8. Start preparing a written list of your real estate titles, insurance policies, accounts, prescriptions, doctors, safe deposit box locations, passwords, and other vital information. You may find it convenient to use a booklet published for that purpose (click here to get one). This will be very helpful to your executor when the time comes, but it may also be a Godsend if one of your children ends up acting under a power of attorney on your behalf.

Saturday, May 2, 2015

When parents get older, sometimes the vultures win

Here is a question that I'm asked often, in various forms. I have to say, it's my absolute most-disliked question, because I feel that the parents of those asking have lost all autonomy and are losing their basic legal rights. I know right now that this answer is going to be a rant...

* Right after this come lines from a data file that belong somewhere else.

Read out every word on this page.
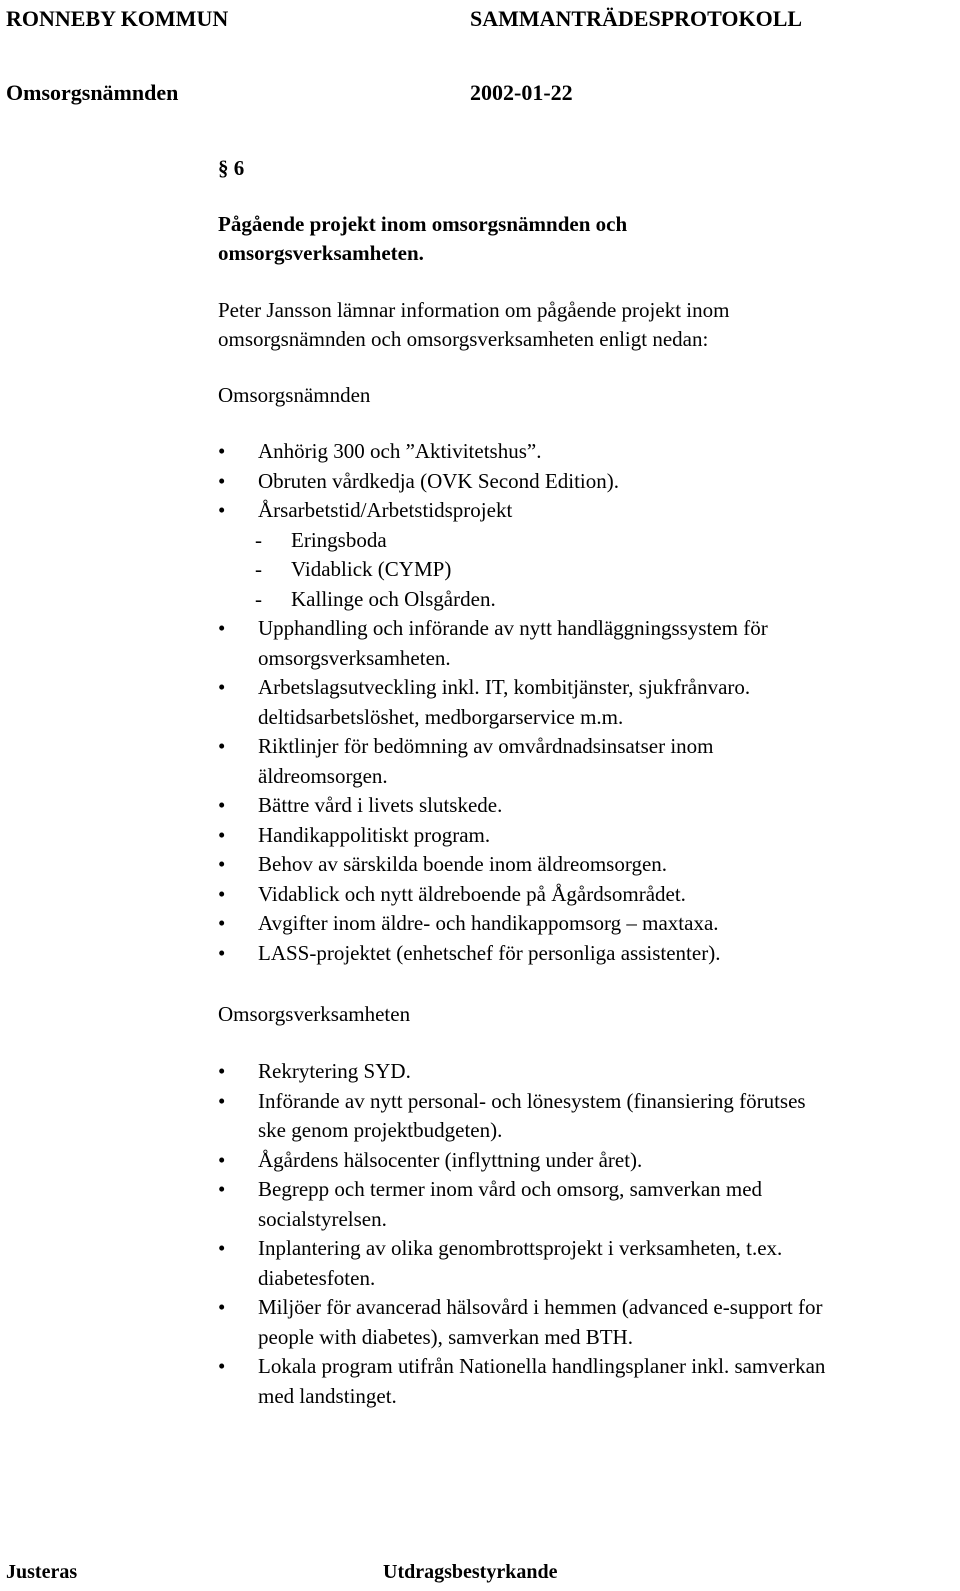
RONNEBY KOMMUN	SAMMANTRÄDESPROTOKOLL
Omsorgsnämnden	2002-01-22
§ 6
Pågående projekt inom omsorgsnämnden och
omsorgsverksamheten.
Peter Jansson lämnar information om pågående projekt inom
omsorgsnämnden och omsorgsverksamheten enligt nedan:
Omsorgsnämnden
•	Anhörig 300 och ”Aktivitetshus”.
•	Obruten vårdkedja (OVK Second Edition).
•	Årsarbetstid/Arbetstidsprojekt
- Eringsboda
- Vidablick (CYMP)
- Kallinge och Olsgården.
•	Upphandling och införande av nytt handläggningssystem för
omsorgsverksamheten.
•	Arbetslagsutveckling inkl. IT, kombitjänster, sjukfrånvaro.
deltidsarbetslöshet, medborgarservice m.m.
•	Riktlinjer för bedömning av omvårdnadsinsatser inom
äldreomsorgen.
•	Bättre vård i livets slutskede.
•	Handikappolitiskt program.
•	Behov av särskilda boende inom äldreomsorgen.
•	Vidablick och nytt äldreboende på Ågårdsområdet.
•	Avgifter inom äldre- och handikappomsorg – maxtaxa.
•	LASS-projektet (enhetschef för personliga assistenter).
Omsorgsverksamheten
•	Rekrytering SYD.
•	Införande av nytt personal- och lönesystem (finansiering förutses
ske genom projektbudgeten).
•	Ågårdens hälsocenter (inflyttning under året).
•	Begrepp och termer inom vård och omsorg, samverkan med
socialstyrelsen.
•	Inplantering av olika genombrottsprojekt i verksamheten, t.ex.
diabetesfoten.
•	Miljöer för avancerad hälsovård i hemmen (advanced e-support for
people with diabetes), samverkan med BTH.
•	Lokala program utifrån Nationella handlingsplaner inkl. samverkan
med landstinget.
Justeras	Utdragsbestyrkande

Here is the question: "Is it possible to liquidate part of an estate before death if both beneficiaries agree to it?"

My answer is simple: No, of course it's not possible. Not legally, anyway.

How could it be possible if the person who owns it is still alive? Nobody is a beneficiary while the person is still alive. The "beneficiaries" have no legal right to anything.

The will that apparently names these two as beneficiaries says that they get something when the owner of it dies. Since the owner hasn't died, the will isn't in effect yet and they're not beneficiaries yet. Call me judgmental, but it upsets me to see people trying to get their inheritance before the owner has even passed away.

The question is usually posed innocuously as a mere request for legal information. However, the thought process behind the question should be examined more closely. It's usually along the lines of "I'm going to own it one day anyway, so I'll just take it now." Why are the kids so often able to rationalize jumping the gun this way? Is it really reasonable that a person might have the right to take someone else's property or money just because that person is old? It bothers me that instead of thinking of ways to protect the parent who is elderly or sick or frail, the family members are thinking about material gain.

If one of the "beneficiaries" has Power of Attorney for this person and thinks that gives them the right to liquidate assets for the beneficiaries, they are wrong. A POA  may legally sell property owned by the older person but it must be keep invested in that person's name while that person is alive. The "beneficiaries" simply can't have it. Period.

The unfortunate part about the fact that two people appear to be complicit in the idea of stealing some property from someone, probably a parent, is that they may get away with it. When there's nobody out there who cares more about the parent than the assets, sometimes the vultures win.